I walked in the room that was filled with his family, many of whom I had gone to church with for years. He was frail and struggling to breathe. They were tired and anticipating the coming hours. I held tight to my friend and told her I loved her, him, all of them, and I was praying. We shared some stories about him and laughed as we remembered. He was in and out of sleep most of the time I was there but in one brief moment that his eyes were open he extended his hand for me to hold. I came close to his side and grasped his hand. He still had a strong grip, and with the sincerest voice he said, “It was so sweet of you to come.” I wanted to say, “It was so sweet of you to love me like one of your own all those years.” But instead I assured him there was nowhere else I would rather be in that moment.

I stayed for awhile and then left the family to pray, wait, and lean on each other.

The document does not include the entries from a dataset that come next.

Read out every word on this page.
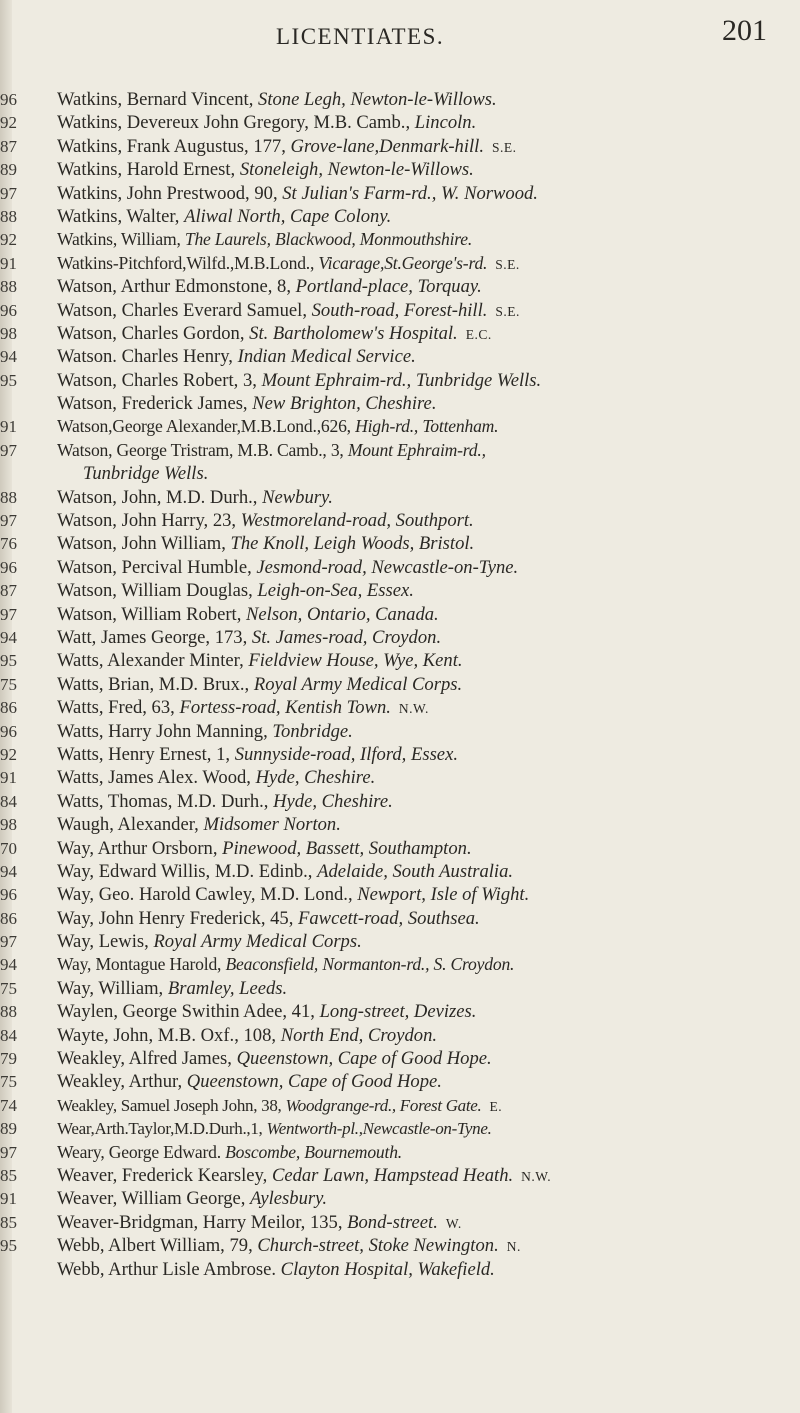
LICENTIATES.	201
96 Watkins, Bernard Vincent, Stone Legh, Newton-le-Willows.
92 Watkins, Devereux John Gregory, M.B. Camb., Lincoln.
87 Watkins, Frank Augustus, 177, Grove-lane,Denmark-hill. S.E.
89 Watkins, Harold Ernest, Stoneleigh, Newton-le-Willows.
97 Watkins, John Prestwood, 90, St Julian's Farm-rd., W. Norwood.
88 Watkins, Walter, Aliwal North, Cape Colony.
92 Watkins, William, The Laurels, Blackwood, Monmouthshire.
91 Watkins-Pitchford,Wilfd.,M.B.Lond., Vicarage,St.George's-rd. S.E.
88 Watson, Arthur Edmonstone, 8, Portland-place, Torquay.
96 Watson, Charles Everard Samuel, South-road, Forest-hill. S.E.
98 Watson, Charles Gordon, St. Bartholomew's Hospital. E.C.
94 Watson. Charles Henry, Indian Medical Service.
95 Watson, Charles Robert, 3, Mount Ephraim-rd., Tunbridge Wells.
Watson, Frederick James, New Brighton, Cheshire.
91 Watson,George Alexander,M.B.Lond.,626, High-rd., Tottenham.
97 Watson, George Tristram, M.B. Camb., 3, Mount Ephraim-rd.,
Tunbridge Wells.
88 Watson, John, M.D. Durh., Newbury.
97 Watson, John Harry, 23, Westmoreland-road, Southport.
76 Watson, John William, The Knoll, Leigh Woods, Bristol.
96 Watson, Percival Humble, Jesmond-road, Newcastle-on-Tyne.
87 Watson, William Douglas, Leigh-on-Sea, Essex.
97 Watson, William Robert, Nelson, Ontario, Canada.
94 Watt, James George, 173, St. James-road, Croydon.
95 Watts, Alexander Minter, Fieldview House, Wye, Kent.
75 Watts, Brian, M.D. Brux., Royal Army Medical Corps.
86 Watts, Fred, 63, Fortess-road, Kentish Town. N.W.
96 Watts, Harry John Manning, Tonbridge.
92 Watts, Henry Ernest, 1, Sunnyside-road, Ilford, Essex.
91 Watts, James Alex. Wood, Hyde, Cheshire.
84 Watts, Thomas, M.D. Durh., Hyde, Cheshire.
98 Waugh, Alexander, Midsomer Norton.
70 Way, Arthur Orsborn, Pinewood, Bassett, Southampton.
94 Way, Edward Willis, M.D. Edinb., Adelaide, South Australia.
96 Way, Geo. Harold Cawley, M.D. Lond., Newport, Isle of Wight.
86 Way, John Henry Frederick, 45, Fawcett-road, Southsea.
97 Way, Lewis, Royal Army Medical Corps.
94 Way, Montague Harold, Beaconsfield, Normanton-rd., S. Croydon.
75 Way, William, Bramley, Leeds.
88 Waylen, George Swithin Adee, 41, Long-street, Devizes.
84 Wayte, John, M.B. Oxf., 108, North End, Croydon.
79 Weakley, Alfred James, Queenstown, Cape of Good Hope.
75 Weakley, Arthur, Queenstown, Cape of Good Hope.
74 Weakley, Samuel Joseph John, 38, Woodgrange-rd., Forest Gate. E.
89 Wear,Arth.Taylor,M.D.Durh.,1, Wentworth-pl.,Newcastle-on-Tyne.
97 Weary, George Edward. Boscombe, Bournemouth.
85 Weaver, Frederick Kearsley, Cedar Lawn, Hampstead Heath. N.W.
91 Weaver, William George, Aylesbury.
85 Weaver-Bridgman, Harry Meilor, 135, Bond-street. W.
95 Webb, Albert William, 79, Church-street, Stoke Newington. N.
Webb, Arthur Lisle Ambrose. Clayton Hospital, Wakefield.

Early the next day I got word from my friend. Her message read, “He’s gone.” I grieved with them. I hurt for them. I know the pain of loss and I don’t ever want anyone else to know it. I wish I could take it away from them in those moments. I cried tears of pain for my friend and her family and I cried tears of pain for S who just earlier that day experienced a whole different type of loss that I don’t understand.

In the span of 24 hours I watched life begin, hearing the tiny cries of a newborn and I watched life end, hearing the effort from a man taking his last few breaths. I couldn’t help but think of how quickly life passes. There were many years between that newborn and my friend’s grandfather but I bet it didn’t seem like that many years to him. When I stop to think about my life over the past few years, or even longer, it seems unreal that I could be 29. It seems impossible that my son who I feel like I just met is 7 months old.  Where does the time go?

Since that day, I have asked myself that question a lot, “where does the time go?” It’s an important question. I want to know where my time is going. I want it to count. I want it to make a difference. I want it to go to my son, to my family. I want it to go to falling madly in love with my Savior and to serving His people with the gifts He has given me, I want it to go to fight for justice, to set the captives free, to be a voice for the voiceless, to be hope for the hopeless. I want it to go to feeding the hungry, clothing the naked, and housing the homeless. I don’t want to look back in 29 more years and wonder where the time went. I want to know.

It’s true what Scripture and Ferris Beuller say, “Life is but a vapor,” (James 4:14) and “Life moves pretty fast. If you don't stop and look around once in a while, you could miss it.” Take a moment of that quickly passing time of yours and ask yourself, “Where does the time go?”